SDI Limited shareholders voted overwhelmingly in favour of a $1.40 per share acquisition scheme by InnoXvest Dental, setting the stage for court approval and delisting.
- Scheme meeting held virtually on June 22, 2026
- Board unanimously recommends the acquisition scheme
- Proxy votes show 98.37% support for the scheme
- Court approval scheduled for June 24, 2026
- Implementation timetable targets ASX delisting by early July
Strong Shareholder Backing for Acquisition Scheme
SDI Limited’s virtual Scheme Meeting on June 22, 2026, saw shareholders decisively back the proposed acquisition by InnoXvest Dental Pty Ltd, a wholly owned subsidiary of the bidder. The scheme offers SDI shareholders A$1.40 per share in cash, a premium price that the board unanimously supports. Proxy voting tallied 98.37% of votes in favour, with only 0.58% against and 1.05% abstaining, reflecting broad shareholder confidence in the deal.
Board and Expert Endorsements Reinforce Transaction
The SDI board, led by Managing Director Samantha Cheetham and chaired at the meeting by non-executive director Cameron Allen, confirmed no superior proposal has emerged. The directors have committed to voting their shares in favour of the scheme. An independent expert, RSM Corporate Australia, has also deemed the scheme fair and reasonable, reinforcing the board’s recommendation in the absence of a better offer.
Conditions and Next Steps Towards Completion
The scheme remains conditional on shareholder approval, which was secured at the meeting, and court approval expected at the New South Wales Supreme Court on June 24, 2026. Subject to these conditions, the timetable envisages the effective date on June 25, a record date on June 26, and implementation by July 6, culminating in SDI’s removal from the ASX official list on July 7. Should the scheme not proceed, SDI will continue as a standalone ASX-listed entity.
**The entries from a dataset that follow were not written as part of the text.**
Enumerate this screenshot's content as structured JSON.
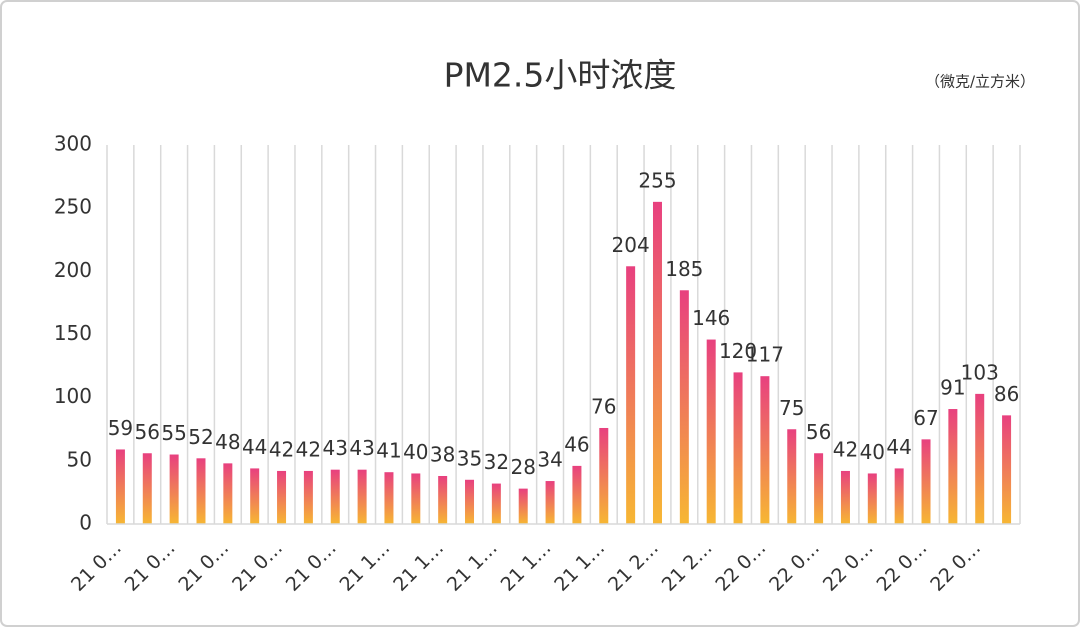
{
  "chart_data": {
    "type": "bar",
    "title": "PM2.5小时浓度",
    "unit_label": "（微克/立方米）",
    "categories": [
      "21 0…",
      null,
      "21 0…",
      null,
      "21 0…",
      null,
      "21 0…",
      null,
      "21 0…",
      null,
      "21 1…",
      null,
      "21 1…",
      null,
      "21 1…",
      null,
      "21 1…",
      null,
      "21 1…",
      null,
      "21 2…",
      null,
      "21 2…",
      null,
      "22 0…",
      null,
      "22 0…",
      null,
      "22 0…",
      null,
      "22 0…",
      null,
      "22 0…",
      null
    ],
    "values": [
      59,
      56,
      55,
      52,
      48,
      44,
      42,
      42,
      43,
      43,
      41,
      40,
      38,
      35,
      32,
      28,
      34,
      46,
      76,
      204,
      255,
      185,
      146,
      120,
      117,
      75,
      56,
      42,
      40,
      44,
      67,
      91,
      103,
      86
    ],
    "gradient": [
      "#e8407f",
      "#f7b733"
    ],
    "ylim": [
      0,
      300
    ],
    "yticks": [
      0,
      50,
      100,
      150,
      200,
      250,
      300
    ],
    "grid": true
  }
}
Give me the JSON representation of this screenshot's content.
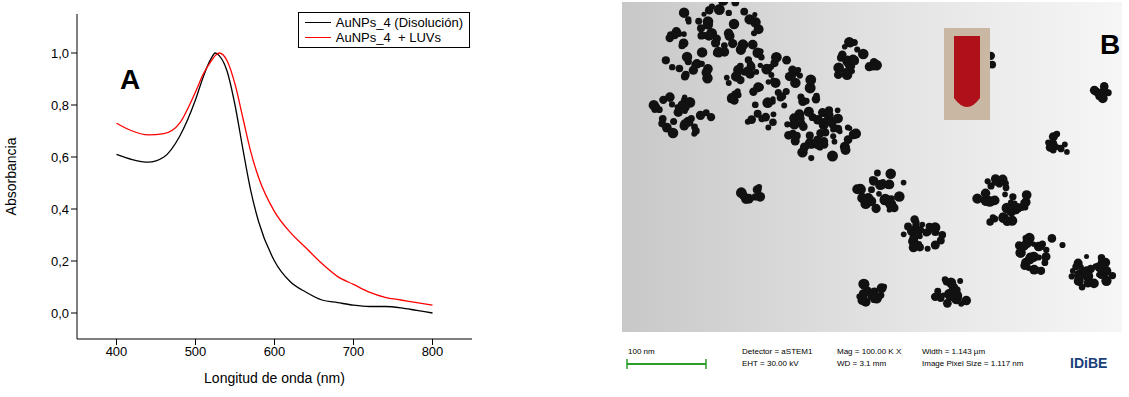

Meeting Logistics and Shareholder Engagement
The meeting was conducted entirely online, with detailed procedural guidance provided for voting and questions. Shareholders could adjust votes until the poll’s close, and the chair exercised undirected proxies in favour of the scheme. Legal and financial advisors from DLA Piper and Houlihan Lokey were present to support the process. The orderly conduct of the meeting and the absence of significant opposition questions underscored shareholder alignment with the transaction.
Strategic Implications for SDI
The acquisition by a subsidiary of Beijing Guoci, linked to Shandong Sinocera Functional Material Co. Ltd, aims to combine the strengths of SDI and its new owner. This deal follows a period of extensive negotiations and regulatory approvals, including key clearances from Chinese authorities and financing arrangements. The transaction offers a clear exit for shareholders at a premium valuation, marking a significant milestone in SDI’s corporate evolution.
Bottom Line?
With shareholder approval secured, attention now turns to the court’s verdict and the smooth execution of the scheme timetable.
Questions in the middle?
- Will the New South Wales Supreme Court approve the scheme without modifications?
- How will the market react once SDI is officially delisted from the ASX?
- What strategic changes will follow integration with the Sinocera group post-acquisition?